I will limit my animus on the Fourth Estate because if I don't I will crash the penguin site by the length of my vitriol. The complete abandonment of double sourcing in favor "breaking" news is only the beginning of the problems facing informative and unbiased reporting today. The line between reporting and editorial pieces has not just been blurred by most but has all but vanished. I like a little bit of personality in articles but it seems now that if a reporter is questioned he takes it as an attack and responds like it recess in third grade. From Dan Rather to Rush Limbaugh, the inability to separate one's self from the story means that the end result is not news but is instead nothing more than self aggrandizing and a rush to be first, not right. On forums like this blog that is what we expect, in a published and "professional" platform it is unacceptable. That said, in today's nanosecond response society we will have a hard time putting the Genie back in the bottle. It will fall to the individual to educate themselves and place a restraint on the desire for instant satisfaction.
@Stiffmiester BULLYA! Damn I wish that I could have condensed the post into a paragraph like this one. At least someone with a WSU degree is smart......
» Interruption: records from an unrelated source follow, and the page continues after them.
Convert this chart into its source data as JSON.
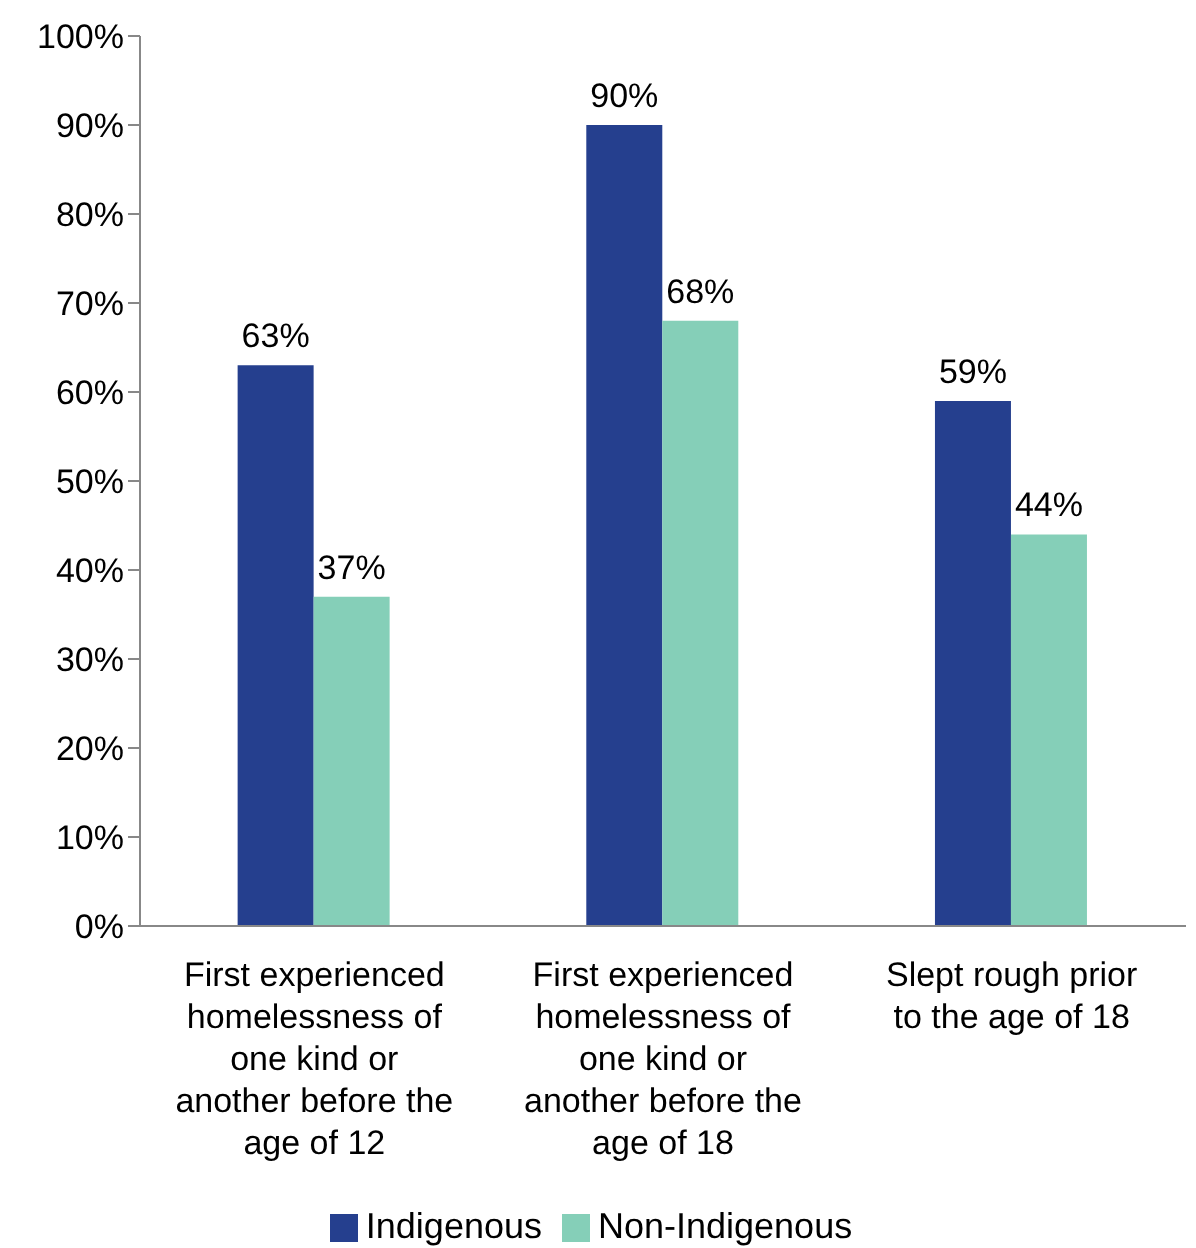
{
  "chart_data": {
    "type": "bar",
    "categories": [
      "First experienced homelessness of one kind or another before the age of 12",
      "First experienced homelessness of one kind or another before the age of 18",
      "Slept rough prior to the age of 18"
    ],
    "series": [
      {
        "name": "Indigenous",
        "color": "#253f8e",
        "values": [
          63,
          90,
          59
        ],
        "value_labels": [
          "63%",
          "90%",
          "59%"
        ]
      },
      {
        "name": "Non-Indigenous",
        "color": "#85cfb8",
        "values": [
          37,
          68,
          44
        ],
        "value_labels": [
          "37%",
          "68%",
          "44%"
        ]
      }
    ],
    "ylim": [
      0,
      100
    ],
    "yticks": [
      {
        "value": 0,
        "label": "0%"
      },
      {
        "value": 10,
        "label": "10%"
      },
      {
        "value": 20,
        "label": "20%"
      },
      {
        "value": 30,
        "label": "30%"
      },
      {
        "value": 40,
        "label": "40%"
      },
      {
        "value": 50,
        "label": "50%"
      },
      {
        "value": 60,
        "label": "60%"
      },
      {
        "value": 70,
        "label": "70%"
      },
      {
        "value": 80,
        "label": "80%"
      },
      {
        "value": 90,
        "label": "90%"
      },
      {
        "value": 100,
        "label": "100%"
      }
    ],
    "grid": false,
    "legend": "bottom"
  }
}
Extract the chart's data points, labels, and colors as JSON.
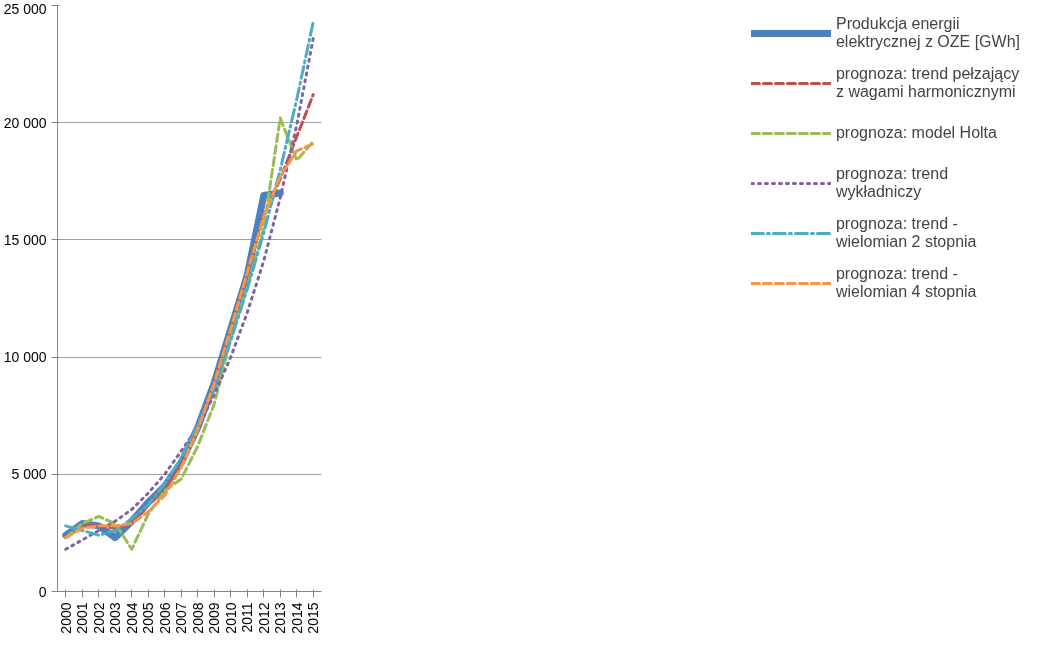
{
  "chart_data": {
    "type": "line",
    "categories": [
      "2000",
      "2001",
      "2002",
      "2003",
      "2004",
      "2005",
      "2006",
      "2007",
      "2008",
      "2009",
      "2010",
      "2011",
      "2012",
      "2013",
      "2014",
      "2015"
    ],
    "ylim": [
      0,
      25000
    ],
    "yticks": [
      {
        "value": 0,
        "label": "0"
      },
      {
        "value": 5000,
        "label": "5 000"
      },
      {
        "value": 10000,
        "label": "10 000"
      },
      {
        "value": 15000,
        "label": "15 000"
      },
      {
        "value": 20000,
        "label": "20 000"
      },
      {
        "value": 25000,
        "label": "25 000"
      }
    ],
    "grid": "y",
    "legend": "right",
    "series": [
      {
        "name": "Produkcja energii elektrycznej z OZE [GWh]",
        "color": "#4f81bd",
        "line_style": "solid",
        "values": [
          2400,
          2900,
          2800,
          2300,
          3000,
          3800,
          4500,
          5500,
          7000,
          8900,
          11200,
          13500,
          16900,
          17000,
          null,
          null
        ]
      },
      {
        "name": "prognoza: trend pełzający z wagami harmonicznymi",
        "color": "#c0504d",
        "line_style": "dashed",
        "values": [
          2300,
          2800,
          2800,
          2700,
          2900,
          3700,
          4300,
          5400,
          6900,
          8900,
          11200,
          13600,
          16000,
          17600,
          19400,
          21200
        ]
      },
      {
        "name": "prognoza: model Holta",
        "color": "#9bbb59",
        "line_style": "dashed",
        "values": [
          2300,
          2900,
          3200,
          2900,
          1800,
          3300,
          4300,
          4800,
          6200,
          8000,
          10800,
          13000,
          15500,
          20200,
          18400,
          19200
        ]
      },
      {
        "name": "prognoza: trend wykładniczy",
        "color": "#8064a2",
        "line_style": "dotted",
        "values": [
          1800,
          2200,
          2600,
          3000,
          3500,
          4200,
          5000,
          6000,
          7000,
          8400,
          10000,
          11900,
          14100,
          16800,
          19900,
          23600
        ]
      },
      {
        "name": "prognoza: trend - wielomian 2 stopnia",
        "color": "#4bacc6",
        "line_style": "dashdot",
        "values": [
          2800,
          2600,
          2400,
          2600,
          3100,
          3700,
          4600,
          5700,
          7100,
          8700,
          10700,
          12900,
          15300,
          18000,
          21000,
          24300
        ]
      },
      {
        "name": "prognoza: trend - wielomian 4 stopnia",
        "color": "#f79646",
        "line_style": "dashed",
        "values": [
          2300,
          2700,
          2800,
          2800,
          2900,
          3400,
          4100,
          5300,
          6900,
          8900,
          11200,
          13600,
          16000,
          17700,
          18800,
          19100
        ]
      }
    ]
  }
}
And Bravo to JD for not running from this post ( he re-tweeted it). Good for him and the Bee.
Good write-up Sutra, don't forget to Tweet about ten links to this amazing article today!I also get a kick out of the people on Twitter that critique opinion. One unnamed "Recruiting Expert" didn't like the way the way I said something after Dozier committed to Cal. My comments were not harsh and were reflective that I just don't try to lose sleep over a 17 year old kids decision. I was seemingly the only one who didn't bash the length of his "thank you speech," saying Dozier deserved his 20 minutes after all the heard work he has put in over the years. This asshat and others like him clearly think the only the way that's acceptable to think or say something is how they formulate it in their head. That's why USS Mariner is not deserving of a Zenger.
I love the Twitter Police.
So wait....In a post to give an award to Ted Miller, I don't actually get anything about why Ted Miller got the award outside of "who brilliantly promotes AND critiques the industry that feeds him 360 odd days a year!!!!"? I can't get any examples of how Ted Miller does such things, what in his writing exemplifies this? I appreciate that you really dislike how these other journalists are not living up to these expectations, but this reads like Ted is the girl you made out with to piss off the ex: The recipient was an after-thought to the anger over unmet expectations.
@Kirt FYI. This is Miller's Zenger winning performance: http://espn.go.com/blog/pac12/post/_/id/31703/after-all-the-talk-the-real-work-starts-for-graham
I'm not angry. I mean the only thing that could possibly make me angry is to wake up in the early morn to find somebody respond to my incoherent analysis with a healthy dose of thoughtfulness. How dare you!
Now the reason why Miller won the award? Well, good question. We gave it to him based on the way that he handled several recent bits of news, including ASU's coaching situation, Oregon's potential (non) mess, and so forth. We also thought about Withers due to his being 1,000 yards in front of everyone else re: Wulff and Leach.
I didn't provide examples because the piece already bored me to tears as is. Plus, its not that I didn't want to spend more time researching something that doesn't pay me a dime, its that I didn't want to spend more time researching something that doesn't pay me a dime.